81Je les différerai, dit le Tout-Puissant.

82Elles n’éclateront qu’au temps marqué.

83J’en jure par ta puissance, ajouta Éblis, je séduirai tous les hommes.

84Tes serviteurs sincères seront seuls épargnés.

85L’Éternel prononça ces mots : Je suis la vérité, et mes menaces sont véritables. Je remplirai l’enfer de ceux que tu auras séduits. Tu y seras à leur tête.

86Dis : Je ne vous demande point le prix de mes prédications ; mon zèle me suffit.

87Ce livre est un avertissement aux mortels.

88Vous verrez un jour que sa doctrine est véritable.
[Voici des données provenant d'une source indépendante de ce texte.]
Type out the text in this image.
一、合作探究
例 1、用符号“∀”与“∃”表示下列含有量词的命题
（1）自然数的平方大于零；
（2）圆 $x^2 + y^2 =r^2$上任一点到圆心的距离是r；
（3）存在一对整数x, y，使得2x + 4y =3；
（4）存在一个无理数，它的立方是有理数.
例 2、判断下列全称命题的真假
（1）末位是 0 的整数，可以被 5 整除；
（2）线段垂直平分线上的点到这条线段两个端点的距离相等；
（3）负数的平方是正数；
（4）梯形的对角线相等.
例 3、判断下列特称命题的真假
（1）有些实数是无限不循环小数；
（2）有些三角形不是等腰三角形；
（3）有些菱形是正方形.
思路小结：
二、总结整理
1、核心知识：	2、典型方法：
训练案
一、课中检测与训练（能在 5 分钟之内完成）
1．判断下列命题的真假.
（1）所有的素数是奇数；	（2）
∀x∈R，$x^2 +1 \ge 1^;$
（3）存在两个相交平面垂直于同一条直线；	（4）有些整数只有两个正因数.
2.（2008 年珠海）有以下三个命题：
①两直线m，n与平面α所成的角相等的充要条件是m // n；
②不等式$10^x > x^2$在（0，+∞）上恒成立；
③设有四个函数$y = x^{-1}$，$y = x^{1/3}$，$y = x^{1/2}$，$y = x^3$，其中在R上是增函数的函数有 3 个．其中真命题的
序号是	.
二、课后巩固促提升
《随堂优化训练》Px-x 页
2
  1. Les commentateurs du Coran avouent qu’ils ignorent la signification de ce caractère isolé qui répond à la quatorzième lettre de l’alphabet arabe.
  2. Pharaon est peint dans plusieurs endroits du Coran avec cette épithète, zou elaoutad, auteur des pieux. C’est ainsi qu’on a traduit jusqu’à présent ce passage. Zou signifie possesseur, Aoutad ne veut pas dire seulement des pieux, il signifie encore les grands d’une ville. Nous avons cru qu’il était plus naturel de rendre ces mots de la manière suivante : Pharaon entouré de courtisans, que Pharaon auteur des pieux. D’ailleurs Mahomet représente toujours ce prince environné de seigneurs.
  3. Salomon assis sur un trône voyait courir des chevaux excellens qu’on lui avait amenés. La course dura jusqu’au coucher du soleil. Il oublia de faire la prière du soir, et se punit de cette négligence en faisant immoler une partie de ces superbes coursiers. Dieu le récompensa en lui donnant l’empire des vents. Jahia. Zamchascar.
  4. Salomon portait au doigt un anneau d’où dependait la durée de son empire. Il le confiait à une de ses femmes lorsqu’il entrait au bain. Un jour qu’il y était, un démon nommé Sacar prenant ses traits et sa ressemblance, vint demander l’anneau à celle qui en était dépositaire. Elle le remit entre ses mains. Il le prit, le jeta dans la mer, s’assit sur le trône du roi, et changea les lois par lesquelles il gouvernait les enfans d’Israël. Salomon, ayant inutilement cherché l’anneau qui était le gage de la durée de son empire, pensa que Dieu voulait le punir. Il sortit de son palais et se mit à parcourir la Judée en criant : Je suis Salomon ; mais ses sujets refusaient de le reconnaître. Il resta quarante jours dans cet état. Enfin ayant demandé de la nourriture à un pêcheur, il retrouva son anneau dans le ventre d’un poisson. Il rentra aussitôt dans ses droits, se saisit du démon Sacar, et le fit jeter chargé de chaînes dans le lac de Tiberiade. Ismaël ebn Ali raconte cette fable dans sa chronique.
  5. La femme de Job était un peu d’accord avec Satan. Elle exhortait son mari à écouter les propositions du tentateur. C’est pourquoi Job irrité jura qu’il lui donnerait cent coups de verges. Jahia.